El pájaro metálico se estaba elevando, impidiendo que mis manos sudadas
pudiesen agarrarlo. Ni siquiera brincando lograba rasguñarlo. Retrocedía.
Corriendo con ligereza buscaba sorprenderlo con un nuevo salto. Mis esfuerzos
eran en vano. El gato seguía maullando. Colgado boca abajo sacudía sus patas
delanteras para todos lados. Me sentía un nabo. El drone conseguía burlarse de
mis desesperados esfuerzos para atraparlo. Por momentos descendía pero cuando
levantaba los brazos escapaba de mis manos. Me estaba hartando. No podía ser
paciente, el aparato me tomaba por zángano. De pronto liberaba el gato. Como
regalo del cielo caía en mis manos. Sano y salvo, me arañaba los brazos.
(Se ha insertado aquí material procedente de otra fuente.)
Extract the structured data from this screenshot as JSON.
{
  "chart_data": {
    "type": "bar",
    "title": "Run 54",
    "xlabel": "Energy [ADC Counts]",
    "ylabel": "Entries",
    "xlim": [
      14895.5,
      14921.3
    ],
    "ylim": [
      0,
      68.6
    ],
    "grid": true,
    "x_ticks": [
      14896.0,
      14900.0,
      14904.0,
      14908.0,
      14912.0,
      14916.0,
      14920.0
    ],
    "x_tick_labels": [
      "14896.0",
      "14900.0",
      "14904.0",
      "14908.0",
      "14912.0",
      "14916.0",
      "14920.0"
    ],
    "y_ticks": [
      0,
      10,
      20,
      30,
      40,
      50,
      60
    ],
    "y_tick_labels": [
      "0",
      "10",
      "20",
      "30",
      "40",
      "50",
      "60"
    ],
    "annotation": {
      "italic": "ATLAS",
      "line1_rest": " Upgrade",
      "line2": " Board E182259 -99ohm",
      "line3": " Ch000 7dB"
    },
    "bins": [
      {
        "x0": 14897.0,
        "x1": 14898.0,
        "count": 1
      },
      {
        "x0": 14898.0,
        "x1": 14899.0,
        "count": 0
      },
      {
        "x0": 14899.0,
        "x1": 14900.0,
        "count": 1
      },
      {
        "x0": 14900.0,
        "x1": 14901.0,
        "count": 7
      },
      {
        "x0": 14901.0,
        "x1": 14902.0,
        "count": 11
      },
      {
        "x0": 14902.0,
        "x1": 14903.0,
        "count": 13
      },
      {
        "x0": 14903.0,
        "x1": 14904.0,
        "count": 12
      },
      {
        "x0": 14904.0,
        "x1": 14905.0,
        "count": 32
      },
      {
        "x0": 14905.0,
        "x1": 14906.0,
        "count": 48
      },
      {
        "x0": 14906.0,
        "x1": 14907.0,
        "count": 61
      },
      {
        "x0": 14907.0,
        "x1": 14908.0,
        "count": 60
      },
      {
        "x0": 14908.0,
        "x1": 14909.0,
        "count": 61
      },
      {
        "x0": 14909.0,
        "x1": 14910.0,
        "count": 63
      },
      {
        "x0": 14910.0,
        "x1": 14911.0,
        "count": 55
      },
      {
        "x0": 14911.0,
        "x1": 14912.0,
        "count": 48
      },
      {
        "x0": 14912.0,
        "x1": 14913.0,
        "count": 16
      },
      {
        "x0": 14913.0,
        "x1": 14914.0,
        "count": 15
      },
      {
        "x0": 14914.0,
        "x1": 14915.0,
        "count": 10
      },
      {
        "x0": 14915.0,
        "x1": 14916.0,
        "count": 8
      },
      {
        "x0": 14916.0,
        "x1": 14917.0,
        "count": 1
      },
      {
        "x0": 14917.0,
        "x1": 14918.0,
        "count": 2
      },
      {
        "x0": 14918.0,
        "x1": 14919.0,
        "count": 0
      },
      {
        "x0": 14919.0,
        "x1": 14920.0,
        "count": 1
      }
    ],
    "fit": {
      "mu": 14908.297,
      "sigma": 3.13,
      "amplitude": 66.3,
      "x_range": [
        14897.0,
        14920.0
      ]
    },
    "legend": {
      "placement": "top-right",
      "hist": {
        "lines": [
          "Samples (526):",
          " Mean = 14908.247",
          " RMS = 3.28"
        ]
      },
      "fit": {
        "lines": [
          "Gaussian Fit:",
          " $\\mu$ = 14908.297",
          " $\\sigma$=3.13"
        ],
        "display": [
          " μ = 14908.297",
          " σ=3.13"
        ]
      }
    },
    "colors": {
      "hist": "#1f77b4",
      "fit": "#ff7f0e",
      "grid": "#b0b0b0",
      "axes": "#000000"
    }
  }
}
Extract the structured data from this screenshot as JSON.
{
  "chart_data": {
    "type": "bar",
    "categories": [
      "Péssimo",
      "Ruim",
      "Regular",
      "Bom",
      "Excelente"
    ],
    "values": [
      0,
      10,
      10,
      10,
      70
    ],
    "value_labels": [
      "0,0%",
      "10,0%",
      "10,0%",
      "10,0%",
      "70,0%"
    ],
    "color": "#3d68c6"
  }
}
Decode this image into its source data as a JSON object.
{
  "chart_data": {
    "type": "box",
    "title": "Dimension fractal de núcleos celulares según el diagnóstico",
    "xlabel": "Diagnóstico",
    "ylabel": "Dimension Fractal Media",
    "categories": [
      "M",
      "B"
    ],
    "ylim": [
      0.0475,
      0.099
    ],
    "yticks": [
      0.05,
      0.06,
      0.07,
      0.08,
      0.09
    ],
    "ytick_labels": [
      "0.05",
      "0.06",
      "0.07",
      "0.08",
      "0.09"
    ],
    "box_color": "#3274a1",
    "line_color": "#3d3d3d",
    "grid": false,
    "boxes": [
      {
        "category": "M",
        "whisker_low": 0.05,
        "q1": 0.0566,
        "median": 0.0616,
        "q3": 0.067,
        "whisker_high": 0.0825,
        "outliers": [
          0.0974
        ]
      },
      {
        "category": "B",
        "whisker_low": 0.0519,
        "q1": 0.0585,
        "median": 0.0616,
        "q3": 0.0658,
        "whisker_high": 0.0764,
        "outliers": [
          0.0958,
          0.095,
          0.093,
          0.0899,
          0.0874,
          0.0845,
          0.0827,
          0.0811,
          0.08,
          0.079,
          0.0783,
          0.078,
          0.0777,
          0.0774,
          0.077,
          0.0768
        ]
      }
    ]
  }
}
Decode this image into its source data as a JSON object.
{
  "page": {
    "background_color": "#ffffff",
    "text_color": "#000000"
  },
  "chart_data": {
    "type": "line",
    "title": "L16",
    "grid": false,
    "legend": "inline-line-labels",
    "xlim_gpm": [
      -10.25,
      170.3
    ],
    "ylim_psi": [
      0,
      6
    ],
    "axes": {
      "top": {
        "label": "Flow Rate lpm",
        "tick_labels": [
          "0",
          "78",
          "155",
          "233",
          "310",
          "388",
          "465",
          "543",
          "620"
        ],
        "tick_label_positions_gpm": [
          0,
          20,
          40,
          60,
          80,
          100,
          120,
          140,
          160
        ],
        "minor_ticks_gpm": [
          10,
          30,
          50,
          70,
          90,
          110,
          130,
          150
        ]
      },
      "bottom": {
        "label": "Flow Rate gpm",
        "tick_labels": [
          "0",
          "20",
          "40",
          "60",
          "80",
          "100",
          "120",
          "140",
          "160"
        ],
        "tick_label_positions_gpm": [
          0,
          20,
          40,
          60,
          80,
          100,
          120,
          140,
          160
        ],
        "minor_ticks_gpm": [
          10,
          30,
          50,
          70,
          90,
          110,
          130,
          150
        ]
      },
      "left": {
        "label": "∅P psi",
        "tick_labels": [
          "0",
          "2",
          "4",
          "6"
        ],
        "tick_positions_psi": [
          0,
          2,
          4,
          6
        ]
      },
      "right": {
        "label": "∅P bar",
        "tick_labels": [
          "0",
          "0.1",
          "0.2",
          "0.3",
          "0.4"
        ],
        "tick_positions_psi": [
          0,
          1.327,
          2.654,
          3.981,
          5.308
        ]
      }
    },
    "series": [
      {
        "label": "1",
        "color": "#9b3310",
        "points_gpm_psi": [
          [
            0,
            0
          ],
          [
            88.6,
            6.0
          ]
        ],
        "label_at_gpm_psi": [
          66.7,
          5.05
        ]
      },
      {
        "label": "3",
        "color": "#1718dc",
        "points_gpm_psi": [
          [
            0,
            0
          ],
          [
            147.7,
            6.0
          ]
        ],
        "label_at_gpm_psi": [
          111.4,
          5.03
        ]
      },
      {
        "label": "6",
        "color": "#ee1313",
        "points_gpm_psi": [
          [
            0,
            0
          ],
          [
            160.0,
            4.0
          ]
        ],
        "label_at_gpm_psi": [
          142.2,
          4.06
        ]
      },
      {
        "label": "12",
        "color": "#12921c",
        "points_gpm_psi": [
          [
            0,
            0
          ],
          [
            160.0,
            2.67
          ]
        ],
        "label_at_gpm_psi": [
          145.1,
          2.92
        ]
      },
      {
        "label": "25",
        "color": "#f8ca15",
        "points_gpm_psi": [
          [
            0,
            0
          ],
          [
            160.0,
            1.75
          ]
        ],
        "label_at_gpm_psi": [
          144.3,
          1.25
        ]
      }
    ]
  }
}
Créase o no, el aparato se mantenía estático. Esa cosa no hablaba pero yo
intuía que me decía: “listo, ahí tenés a tu gato, tan sólo quería divertirme un
rato”. Estupefacto, me quedaba contemplándolo. Tenía que regresar al alambrado.
Increíblemente el drone seguía mis pasos. No atacaba, la intuición me sugería
que podía ignorarlo, caso contrario no me hubiese entregado a Astor.